Michael Richei Wiputra (8) warga Desa Dengkeng, Kecamatan Wedi, Klaten, Jawa Tengah menderita kelumpuhan akibat penyakit infeksi selaput otak. Kini dia harus dirawat oleh sang kakak setelah ibunya meninggal 3 tahun lalu.
Sedangkan ayahnya sehari-hari harus bekerja sebagai tukang batu dengan penghasilan yang tidak tentu.
"Adik saya sakitnya infeksi selaput otak sejak umur 1,5 tahun. Waktu itu sudah bisa jalan seperti anak biasa," tutur Stevani (19), kakak Richei kepada detikJateng saat bertandang ke rumahnya, Minggu (27/2/2022).
SCROLL TO CONTINUE WITH CONTENT
Stevani menceritakan, semula sang adik mengalami demam tinggi lalu dibawa ke klinik. Dari klinik, adiknya kemudian dirujuk ke RS. Saat menuju RS itulah adiknya sudah tidak sadar.
"Saat muter-muter cari RS itu dia sudah tidak sadar. Sejak itu sampai sekarang tidak bisa beraktivitas, bicara juga belum," terang Stevani.
Adiknya, sebut Stevani, selanjutnya dirawat di ICU RSUP Dr Sardjito Yogyakarta sekitar sebulan.
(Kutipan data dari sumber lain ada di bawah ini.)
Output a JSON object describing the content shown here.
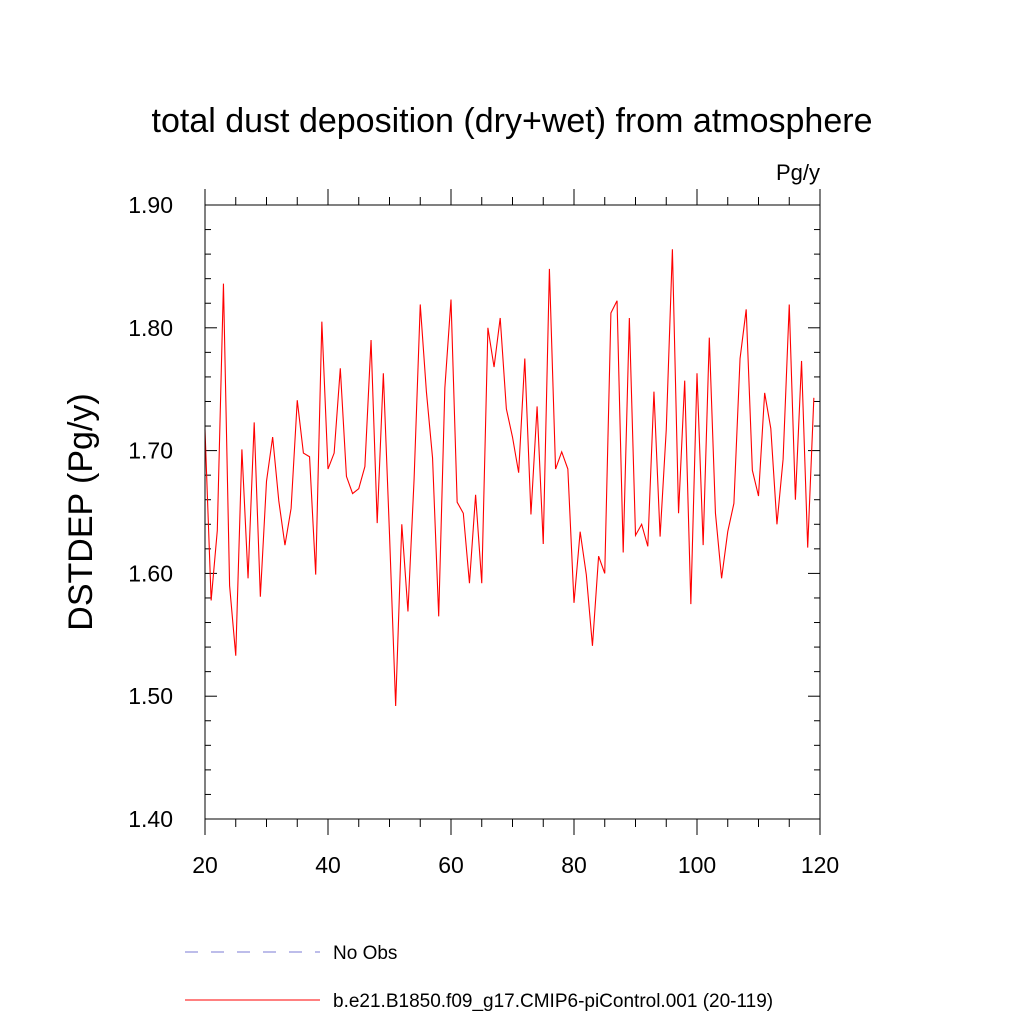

Setelah itu sempat dioperasi dan dirawat inap dua pekan.
Di awal sakitnya Richei, keluarganya masih tinggal di rumahnya di daerah Jogonalan. Namun, akhirnya rumah tersebut harus dijual untuk biaya pengobatan. Kini, mereka menumpang di rumah milik orang lain di Desa Dengkeng.
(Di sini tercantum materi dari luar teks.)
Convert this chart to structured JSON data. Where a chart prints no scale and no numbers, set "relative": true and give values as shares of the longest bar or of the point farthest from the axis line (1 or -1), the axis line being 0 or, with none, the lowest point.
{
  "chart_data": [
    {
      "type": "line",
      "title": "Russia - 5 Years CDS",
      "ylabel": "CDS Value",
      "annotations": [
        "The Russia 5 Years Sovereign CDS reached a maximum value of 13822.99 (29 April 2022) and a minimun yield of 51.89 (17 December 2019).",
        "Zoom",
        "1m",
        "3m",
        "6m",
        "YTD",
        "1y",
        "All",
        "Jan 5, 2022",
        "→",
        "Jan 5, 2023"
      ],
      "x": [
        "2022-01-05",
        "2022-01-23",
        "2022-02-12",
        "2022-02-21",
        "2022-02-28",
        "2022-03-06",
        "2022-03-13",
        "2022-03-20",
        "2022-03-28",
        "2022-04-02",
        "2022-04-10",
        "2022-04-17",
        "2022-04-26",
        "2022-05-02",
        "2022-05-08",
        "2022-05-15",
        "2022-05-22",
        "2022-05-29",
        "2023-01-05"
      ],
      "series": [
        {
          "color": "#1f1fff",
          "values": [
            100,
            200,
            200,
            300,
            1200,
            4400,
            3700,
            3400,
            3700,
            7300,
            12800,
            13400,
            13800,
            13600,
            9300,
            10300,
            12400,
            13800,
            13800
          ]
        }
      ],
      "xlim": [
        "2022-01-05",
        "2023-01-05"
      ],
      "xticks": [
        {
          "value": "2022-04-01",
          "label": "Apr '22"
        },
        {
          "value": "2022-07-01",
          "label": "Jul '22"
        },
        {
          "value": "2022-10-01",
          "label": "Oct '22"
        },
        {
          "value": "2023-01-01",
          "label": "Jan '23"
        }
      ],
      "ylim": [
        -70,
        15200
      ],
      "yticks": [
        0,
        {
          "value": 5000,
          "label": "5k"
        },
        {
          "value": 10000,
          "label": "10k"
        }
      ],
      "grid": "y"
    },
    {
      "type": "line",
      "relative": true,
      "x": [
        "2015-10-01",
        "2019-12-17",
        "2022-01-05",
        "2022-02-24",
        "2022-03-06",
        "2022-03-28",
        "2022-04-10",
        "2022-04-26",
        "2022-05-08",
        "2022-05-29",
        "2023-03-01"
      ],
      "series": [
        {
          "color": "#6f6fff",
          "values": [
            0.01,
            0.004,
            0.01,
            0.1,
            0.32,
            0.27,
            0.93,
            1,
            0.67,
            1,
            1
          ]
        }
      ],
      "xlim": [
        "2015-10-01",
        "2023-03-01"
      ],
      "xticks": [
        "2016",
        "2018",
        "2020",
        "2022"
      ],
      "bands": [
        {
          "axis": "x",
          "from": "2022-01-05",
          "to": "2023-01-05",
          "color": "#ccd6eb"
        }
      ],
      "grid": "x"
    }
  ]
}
Derita Richei belum berakhir. Tiga tahun lalu, ibunya meninggal dunia lantaran tumor otak.
"Mama meninggal saat kami sudah tinggal di sini (Desa Dengkeng). Sudah 1000 hari yang lalu (3 tahun) karena sakit tumor otak," sambung Stevani.
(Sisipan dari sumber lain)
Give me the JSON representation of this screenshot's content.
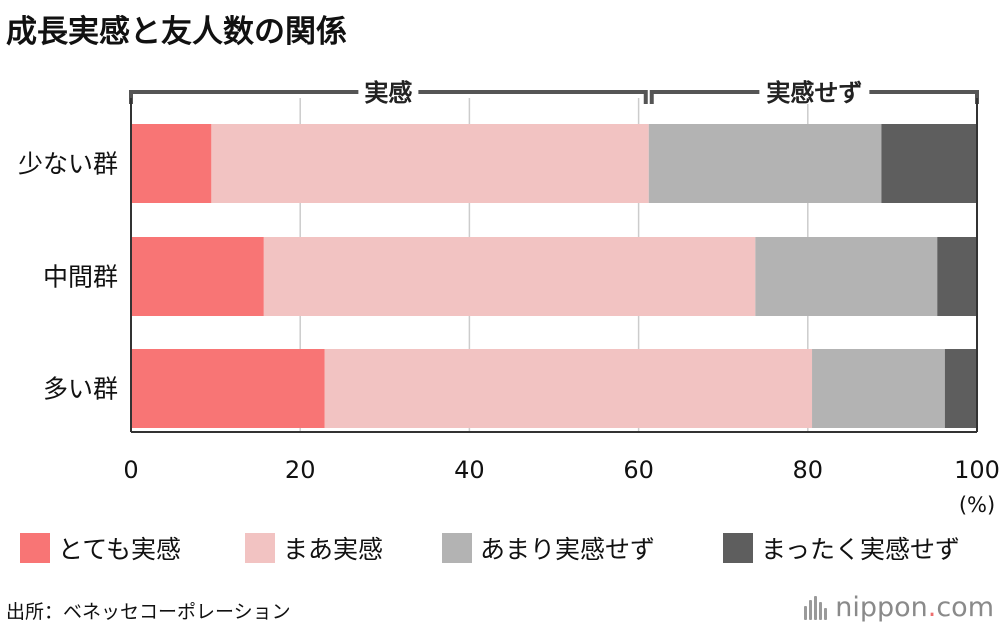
{
  "chart_data": {
    "type": "bar",
    "orientation": "horizontal",
    "stacked": true,
    "title": "成長実感と友人数の関係",
    "categories": [
      "少ない群",
      "中間群",
      "多い群"
    ],
    "series": [
      {
        "name": "とても実感",
        "color": "#f87575",
        "values": [
          9.5,
          15.7,
          22.9
        ]
      },
      {
        "name": "まあ実感",
        "color": "#f2c3c2",
        "values": [
          51.7,
          58.1,
          57.6
        ]
      },
      {
        "name": "あまり実感せず",
        "color": "#b3b3b3",
        "values": [
          27.5,
          21.5,
          15.7
        ]
      },
      {
        "name": "まったく実感せず",
        "color": "#5e5e5e",
        "values": [
          11.3,
          4.7,
          3.8
        ]
      }
    ],
    "group_labels": [
      {
        "label": "実感",
        "start": 0,
        "end": 61.2
      },
      {
        "label": "実感せず",
        "start": 61.2,
        "end": 100
      }
    ],
    "xlim": [
      0,
      100
    ],
    "x_ticks": [
      "0",
      "20",
      "40",
      "60",
      "80",
      "100"
    ],
    "x_unit": "(%)",
    "grid": true,
    "legend_position": "bottom"
  },
  "footer": {
    "source": "出所：ベネッセコーポレーション",
    "brand_name": "nippon",
    "brand_dot": ".",
    "brand_tld": "com"
  }
}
Saat ini, bocah malang itu lebih banyak dirawat oleh Stevani lantaran ayahnya harus bekerja sebagai tukang batu.
"Ya makan minum disusupi, hanya bisa teriak kadang. Saat mama masih ada yang ngurusi teratur," imbuh Stevani.
Maryadi (43) ayah Richei dan Stevani mengatakan saat ini dirinya menjadi tulang punggung keluarga. Penghasilannya tidak tentu karena hanya buruh tukang batu.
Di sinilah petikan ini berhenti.